The glint of gold catches the plumber’s eye and he agrees to hit the marked wall.

“THWANG! THWANG! THWANG!” could be heard with each stroke of the large plumber’s hammer.

“THRACK!”

The wall gave way with one last great strike and the heroes peer through the hole. The glint of metal could be seen in the dark room.

 

adventurers

 

A Sh*tload of Coin

“Treasure be in here.” Hildegaurde said with a knowing smile. “I know that smell anywhere.”

“Turgul, break us a larger hole, you marvelous shit shoveling bastard.” Garrister says with a grin.

The large plumber swings away and makes a hole large enough for the party to step through. Torchlight reveals a very large cache of gold, silver, and copper.

The five plumbers shuffle their way through the hole and begin to revel in joy. They dance and scream with joy.”Treasure!” yells Jacoby while tossing coins into the air.

Our adventurers, cynical from years of experience, stay back with caution. “Keep ye eye peeled.” whispers Hildegaurde. “This much treasure will not be free.”

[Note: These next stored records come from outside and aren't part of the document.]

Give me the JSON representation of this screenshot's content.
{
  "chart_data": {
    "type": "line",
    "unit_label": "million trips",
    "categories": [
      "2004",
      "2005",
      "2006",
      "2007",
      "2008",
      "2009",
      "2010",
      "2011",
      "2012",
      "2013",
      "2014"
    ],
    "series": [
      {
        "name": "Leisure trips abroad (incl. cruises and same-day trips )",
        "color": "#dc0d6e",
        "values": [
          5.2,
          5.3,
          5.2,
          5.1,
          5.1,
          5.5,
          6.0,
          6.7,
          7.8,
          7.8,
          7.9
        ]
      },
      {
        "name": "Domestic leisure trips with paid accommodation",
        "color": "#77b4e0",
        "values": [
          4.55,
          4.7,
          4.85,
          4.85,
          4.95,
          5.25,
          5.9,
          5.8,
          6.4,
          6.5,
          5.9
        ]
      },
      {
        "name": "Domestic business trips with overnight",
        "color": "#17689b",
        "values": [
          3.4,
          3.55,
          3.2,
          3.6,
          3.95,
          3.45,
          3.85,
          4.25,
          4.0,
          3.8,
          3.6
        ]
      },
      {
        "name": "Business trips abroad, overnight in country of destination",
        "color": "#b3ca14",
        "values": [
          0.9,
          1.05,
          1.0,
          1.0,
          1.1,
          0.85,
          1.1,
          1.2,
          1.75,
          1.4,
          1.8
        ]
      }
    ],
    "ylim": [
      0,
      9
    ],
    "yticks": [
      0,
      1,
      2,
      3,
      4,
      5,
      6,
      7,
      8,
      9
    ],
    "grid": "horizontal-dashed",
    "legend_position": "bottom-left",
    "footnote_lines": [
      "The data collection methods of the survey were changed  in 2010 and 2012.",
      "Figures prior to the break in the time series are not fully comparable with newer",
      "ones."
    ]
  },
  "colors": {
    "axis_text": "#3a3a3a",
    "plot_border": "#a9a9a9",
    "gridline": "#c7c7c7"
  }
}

As if sparked by the dwarf’s words, mounds of coin rose from the piles, forming large humanoid shapes. They start to trudge at the celebrating plumbers.

The animated forms of coins go after the plumbers, smashing the dwarf Jacoby into a blood pulp.

Our heroes immediately go on the offensive. They rush a single monster, finding it resilient to non-magical attacks. The Baron hacks with his starblade, Garrister cuts with his frost blade, Malek slices with his magical blade, Hemlocke attacks with Darkull’s maul, Hildegaurde fires the magical bolts found earlier, and Horrace blasts them with magic.

The fight ebbs and flows with several heroes going down in the melee(multiple times). Two more plumbers also fall to great beasts made of wicked treasure. During the fight, several of the heroes go down but they eventually turn the tide.

The adventurers overcome the great treasure monsters and quickly begin to rifle through the horde of treasure. They find several magic items in addition to the gold. We abandon the sewer mission and make our way back to the surface, smelling of shit and gold.

Treasure Procured

  • Belt of Fire Giant Strength
  • Darkull’s Great Maul of Lightning
  • Wand of Radience
  • Elvan Chain Mail
  • a shitload of gold and a very nice XP bump

Great job team

 

I may do a short right up for Lou’s seabound adventure.